La balkanisation de la Belgique, cela semble une image grotesque et, « pour le bien de son exemple », Garton Ash cède probablement à un raccourci. Par ailleurs, toute comparaison est toujours un peu bancale.
Et pourtant... Personne ne peut prétendre qu’aujourd’hui, en Belgique, en dehors de Bruxelles, la capitale que Flamands et Wallons détestent tant, la différence et le malentendu soient encore maniés de manière très productive. Non, il n’est pas question de violence, mais peu à peu disparaît toute volonté, agenda et même langue communautaires nécessaires à un dialogue commun.
Du point de vue culturel, nous devons aussi nous demander, entre autres, si la communautarisation de la culture, qui a sans doute été nécessaire à un moment donné et qui a été très productive, n’est pas devenue une recette dépassée qui nous prive des outils et de l’espace en vue d’un véritable dialogue interculturel au-delà de la différence et du malentendu.

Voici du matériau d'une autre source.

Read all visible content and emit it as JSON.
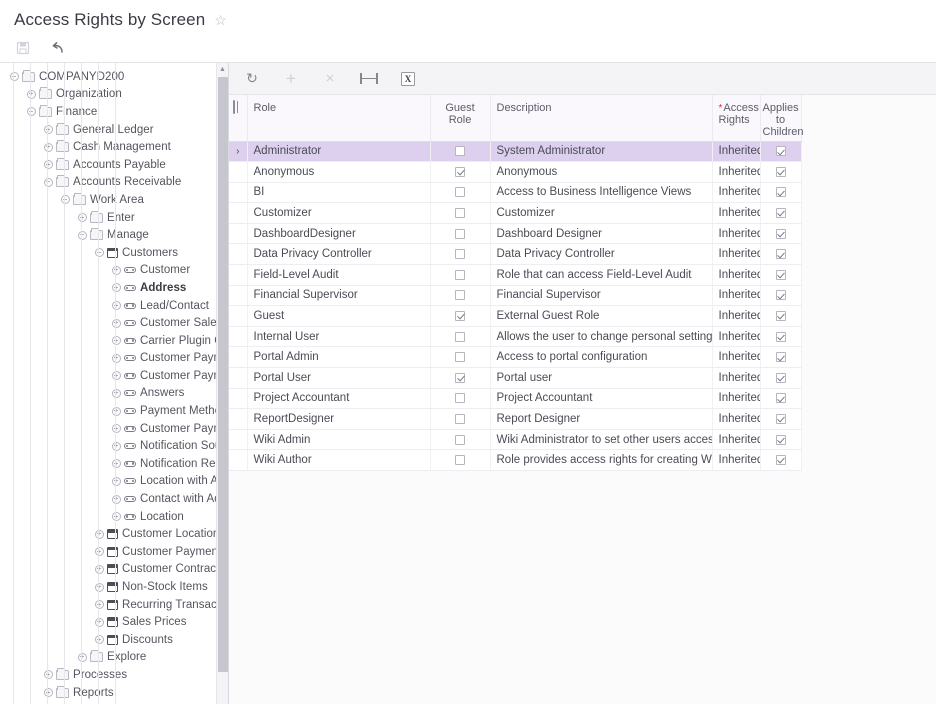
{
  "header": {
    "title": "Access Rights by Screen",
    "favorite_icon": "star-icon"
  },
  "page_toolbar": {
    "items": [
      {
        "name": "save-button",
        "icon": "save-icon",
        "glyph": "⬚",
        "disabled": true
      },
      {
        "name": "undo-button",
        "icon": "undo-icon",
        "glyph": "↶",
        "disabled": false
      }
    ]
  },
  "grid_toolbar": {
    "items": [
      {
        "name": "refresh-button",
        "icon": "refresh-icon",
        "glyph": "↻",
        "disabled": false
      },
      {
        "name": "add-row-button",
        "icon": "plus-icon",
        "glyph": "+",
        "disabled": true
      },
      {
        "name": "delete-row-button",
        "icon": "close-icon",
        "glyph": "×",
        "disabled": true
      },
      {
        "name": "fit-columns-button",
        "icon": "fit-columns-icon",
        "glyph": "",
        "disabled": false
      },
      {
        "name": "export-excel-button",
        "icon": "excel-icon",
        "glyph": "X",
        "disabled": false
      }
    ]
  },
  "tree": {
    "scroll_up_glyph": "▲",
    "nodes": [
      {
        "depth": 0,
        "label": "COMPANYD200",
        "toggle": "minus",
        "icon": "folder-icon",
        "bold": false
      },
      {
        "depth": 1,
        "label": "Organization",
        "toggle": "plus",
        "icon": "folder-icon",
        "bold": false
      },
      {
        "depth": 1,
        "label": "Finance",
        "toggle": "minus",
        "icon": "folder-icon",
        "bold": false
      },
      {
        "depth": 2,
        "label": "General Ledger",
        "toggle": "plus",
        "icon": "folder-icon",
        "bold": false
      },
      {
        "depth": 2,
        "label": "Cash Management",
        "toggle": "plus",
        "icon": "folder-icon",
        "bold": false
      },
      {
        "depth": 2,
        "label": "Accounts Payable",
        "toggle": "plus",
        "icon": "folder-icon",
        "bold": false
      },
      {
        "depth": 2,
        "label": "Accounts Receivable",
        "toggle": "minus",
        "icon": "folder-icon",
        "bold": false
      },
      {
        "depth": 3,
        "label": "Work Area",
        "toggle": "minus",
        "icon": "folder-icon",
        "bold": false
      },
      {
        "depth": 4,
        "label": "Enter",
        "toggle": "plus",
        "icon": "folder-icon",
        "bold": false
      },
      {
        "depth": 4,
        "label": "Manage",
        "toggle": "minus",
        "icon": "folder-icon",
        "bold": false
      },
      {
        "depth": 5,
        "label": "Customers",
        "toggle": "minus",
        "icon": "window-icon",
        "bold": false
      },
      {
        "depth": 6,
        "label": "Customer",
        "toggle": "plus",
        "icon": "field-icon",
        "bold": false
      },
      {
        "depth": 6,
        "label": "Address",
        "toggle": "plus",
        "icon": "field-icon",
        "bold": true
      },
      {
        "depth": 6,
        "label": "Lead/Contact",
        "toggle": "plus",
        "icon": "field-icon",
        "bold": false
      },
      {
        "depth": 6,
        "label": "Customer Salesperso",
        "toggle": "plus",
        "icon": "field-icon",
        "bold": false
      },
      {
        "depth": 6,
        "label": "Carrier Plugin Custor",
        "toggle": "plus",
        "icon": "field-icon",
        "bold": false
      },
      {
        "depth": 6,
        "label": "Customer Payment M",
        "toggle": "plus",
        "icon": "field-icon",
        "bold": false
      },
      {
        "depth": 6,
        "label": "Customer Payment M",
        "toggle": "plus",
        "icon": "field-icon",
        "bold": false
      },
      {
        "depth": 6,
        "label": "Answers",
        "toggle": "plus",
        "icon": "field-icon",
        "bold": false
      },
      {
        "depth": 6,
        "label": "Payment Method Det",
        "toggle": "plus",
        "icon": "field-icon",
        "bold": false
      },
      {
        "depth": 6,
        "label": "Customer Payment M",
        "toggle": "plus",
        "icon": "field-icon",
        "bold": false
      },
      {
        "depth": 6,
        "label": "Notification Source",
        "toggle": "plus",
        "icon": "field-icon",
        "bold": false
      },
      {
        "depth": 6,
        "label": "Notification Recipient",
        "toggle": "plus",
        "icon": "field-icon",
        "bold": false
      },
      {
        "depth": 6,
        "label": "Location with Addres",
        "toggle": "plus",
        "icon": "field-icon",
        "bold": false
      },
      {
        "depth": 6,
        "label": "Contact with Address",
        "toggle": "plus",
        "icon": "field-icon",
        "bold": false
      },
      {
        "depth": 6,
        "label": "Location",
        "toggle": "plus",
        "icon": "field-icon",
        "bold": false
      },
      {
        "depth": 5,
        "label": "Customer Locations",
        "toggle": "plus",
        "icon": "window-icon",
        "bold": false
      },
      {
        "depth": 5,
        "label": "Customer Payment Meth",
        "toggle": "plus",
        "icon": "window-icon",
        "bold": false
      },
      {
        "depth": 5,
        "label": "Customer Contracts",
        "toggle": "plus",
        "icon": "window-icon",
        "bold": false
      },
      {
        "depth": 5,
        "label": "Non-Stock Items",
        "toggle": "plus",
        "icon": "window-icon",
        "bold": false
      },
      {
        "depth": 5,
        "label": "Recurring Transactions",
        "toggle": "plus",
        "icon": "window-icon",
        "bold": false
      },
      {
        "depth": 5,
        "label": "Sales Prices",
        "toggle": "plus",
        "icon": "window-icon",
        "bold": false
      },
      {
        "depth": 5,
        "label": "Discounts",
        "toggle": "plus",
        "icon": "window-icon",
        "bold": false
      },
      {
        "depth": 4,
        "label": "Explore",
        "toggle": "plus",
        "icon": "folder-icon",
        "bold": false
      },
      {
        "depth": 2,
        "label": "Processes",
        "toggle": "plus",
        "icon": "folder-icon",
        "bold": false
      },
      {
        "depth": 2,
        "label": "Reports",
        "toggle": "plus",
        "icon": "folder-icon",
        "bold": false
      }
    ]
  },
  "grid": {
    "columns": [
      {
        "key": "role",
        "label": "Role",
        "required": false,
        "align": "left"
      },
      {
        "key": "guest",
        "label": "Guest Role",
        "required": false,
        "align": "center"
      },
      {
        "key": "description",
        "label": "Description",
        "required": false,
        "align": "left"
      },
      {
        "key": "rights",
        "label": "Access Rights",
        "required": true,
        "align": "left"
      },
      {
        "key": "children",
        "label": "Applies to Children",
        "required": false,
        "align": "center"
      }
    ],
    "selected_row_index": 0,
    "selected_row_marker": "›",
    "rows": [
      {
        "role": "Administrator",
        "guest": false,
        "description": "System Administrator",
        "rights": "Inherited",
        "children": true
      },
      {
        "role": "Anonymous",
        "guest": true,
        "description": "Anonymous",
        "rights": "Inherited",
        "children": true
      },
      {
        "role": "BI",
        "guest": false,
        "description": "Access to Business Intelligence Views",
        "rights": "Inherited",
        "children": true
      },
      {
        "role": "Customizer",
        "guest": false,
        "description": "Customizer",
        "rights": "Inherited",
        "children": true
      },
      {
        "role": "DashboardDesigner",
        "guest": false,
        "description": "Dashboard Designer",
        "rights": "Inherited",
        "children": true
      },
      {
        "role": "Data Privacy Controller",
        "guest": false,
        "description": "Data Privacy Controller",
        "rights": "Inherited",
        "children": true
      },
      {
        "role": "Field-Level Audit",
        "guest": false,
        "description": "Role that can access Field-Level Audit",
        "rights": "Inherited",
        "children": true
      },
      {
        "role": "Financial Supervisor",
        "guest": false,
        "description": "Financial Supervisor",
        "rights": "Inherited",
        "children": true
      },
      {
        "role": "Guest",
        "guest": true,
        "description": "External Guest Role",
        "rights": "Inherited",
        "children": true
      },
      {
        "role": "Internal User",
        "guest": false,
        "description": "Allows the user to change personal settings, a…",
        "rights": "Inherited",
        "children": true
      },
      {
        "role": "Portal Admin",
        "guest": false,
        "description": "Access to portal configuration",
        "rights": "Inherited",
        "children": true
      },
      {
        "role": "Portal User",
        "guest": true,
        "description": "Portal user",
        "rights": "Inherited",
        "children": true
      },
      {
        "role": "Project Accountant",
        "guest": false,
        "description": "Project Accountant",
        "rights": "Inherited",
        "children": true
      },
      {
        "role": "ReportDesigner",
        "guest": false,
        "description": "Report Designer",
        "rights": "Inherited",
        "children": true
      },
      {
        "role": "Wiki Admin",
        "guest": false,
        "description": "Wiki Administrator to set other users access ri…",
        "rights": "Inherited",
        "children": true
      },
      {
        "role": "Wiki Author",
        "guest": false,
        "description": "Role provides access rights for creating Wiki a…",
        "rights": "Inherited",
        "children": true
      }
    ]
  },
  "colors": {
    "selection": "#ddd0ee",
    "header_bg": "#faf8fc",
    "required": "#d2323c",
    "toolbar_bg": "#f4f4f6"
  }
}
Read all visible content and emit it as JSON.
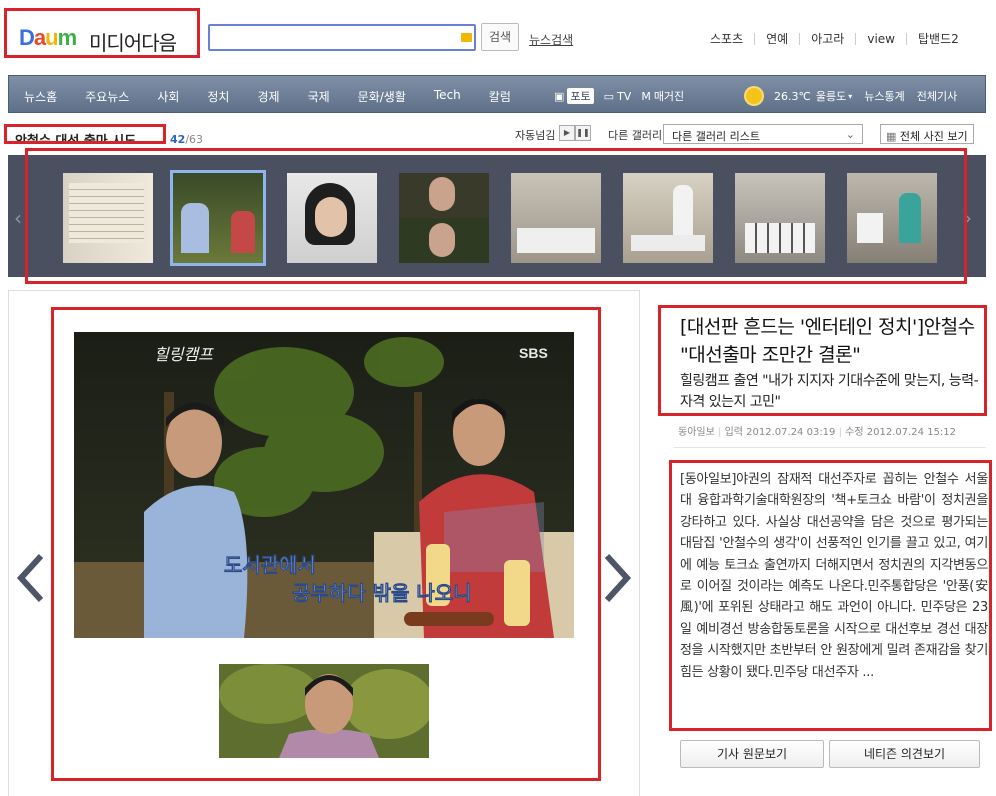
{
  "header": {
    "logo_daum": "Daum",
    "logo_section": "미디어다음",
    "search_value": "",
    "search_button": "검색",
    "news_search": "뉴스검색",
    "top_links": [
      "스포츠",
      "연예",
      "아고라",
      "view",
      "탑밴드2"
    ]
  },
  "nav": {
    "items": [
      "뉴스홈",
      "주요뉴스",
      "사회",
      "정치",
      "경제",
      "국제",
      "문화/생활",
      "Tech",
      "칼럼"
    ],
    "media": [
      "포토",
      "TV",
      "매거진"
    ],
    "weather_temp": "26.3℃",
    "weather_region": "울릉도",
    "links": [
      "뉴스통계",
      "전체기사"
    ]
  },
  "gallery": {
    "title": "안철수 대선 출마 시도",
    "counter_current": "42",
    "counter_total": "/63",
    "autoplay_label": "자동넘김",
    "other_gallery_label": "다른 갤러리",
    "other_gallery_select": "다른 갤러리 리스트",
    "all_photos_button": "전체 사진 보기"
  },
  "article": {
    "headline": "[대선판 흔드는 '엔터테인 정치']안철수 \"대선출마 조만간 결론\"",
    "subheadline": "힐링캠프 출연 \"내가 지지자 기대수준에 맞는지, 능력-자격 있는지 고민\"",
    "source": "동아일보",
    "input_label": "입력",
    "input_time": "2012.07.24 03:19",
    "edit_label": "수정",
    "edit_time": "2012.07.24 15:12",
    "body": "[동아일보]야권의 잠재적 대선주자로 꼽히는 안철수 서울대 융합과학기술대학원장의 '책+토크쇼 바람'이 정치권을 강타하고 있다. 사실상 대선공약을 담은 것으로 평가되는 대담집 '안철수의 생각'이 선풍적인 인기를 끌고 있고, 여기에 예능 토크쇼 출연까지 더해지면서 정치권의 지각변동으로 이어질 것이라는 예측도 나온다.민주통합당은 '안풍(安風)'에 포위된 상태라고 해도 과언이 아니다. 민주당은 23일 예비경선 방송합동토론을 시작으로 대선후보 경선 대장정을 시작했지만 초반부터 안 원장에게 밀려 존재감을 찾기 힘든 상황이 됐다.민주당 대선주자 ...",
    "btn_original": "기사 원문보기",
    "btn_comments": "네티즌 의견보기"
  },
  "image_text": {
    "program_logo": "힐링캠프",
    "broadcaster": "SBS",
    "caption_line1": "도서관에서",
    "caption_line2": "공부하다 밖을 나오니"
  },
  "colors": {
    "highlight": "#d8232a",
    "nav_bg": "#6b7c94",
    "strip_bg": "#4a5060",
    "link_blue": "#2f64c6"
  }
}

En Belgique, comme en Suisse à mon avis, et en fait dans toute l’Europe, la culture est à ce point organisée au niveau régional ou national qu’il ne peut exister aucun espace culturel européen post-national alors que nous en avons grandement besoin. De plus, les traités européens prévoient bien entendu très clairement que la culture doit rester nationale.
En Belgique, de ce point de vue, nous n’avançons pas, nous reculons : culture, langue et identité coïncident de plus en plus. Il n’y a donc pour l’instant place que pour une culture flamande néerlandophone unilingue d’une part et une culture wallonne francophone unilingue d’autre part. Les zinnekes bruxellois sont des hybrides dont nous préférerions nous débarrasser.
En Belgique, dans les Balkans, en Europe, il existe aujourd’hui, selon moi, un grand besoin d’espaces culturels partagés qui dépassent la différence et le malentendu, qui ne sont pas liés à une seule langue, où les identités sont par définition multiples et où la culture n’est donc plus organisée et soutenue uniquement au niveau communautaire ou national mais aussi en partie au niveau européen. Je souhaite m’illusionner de ce rêve d’avenir, contre la balkanisation de l’Europe.
C’est à Bruxelles, la capitale de l’Europe, qu’une telle culture européenne post-nationale devrait et pourrait prendre forme. Grâce à des projets transcommunautaires et multilingues auxquels les habitants de toute l’Europe peuvent s’identifier jusqu’à un certain point. Car nous, les citoyens européens de demain, avons des identités multiples et notre activité culturelle devra dès lors se dérouler au niveau communautaire ou national mais aussi au niveau européen.


Jan Goossens
directeur artistique du Théâtre Royal Flamand (KVS) ; il vit à Bruxelles.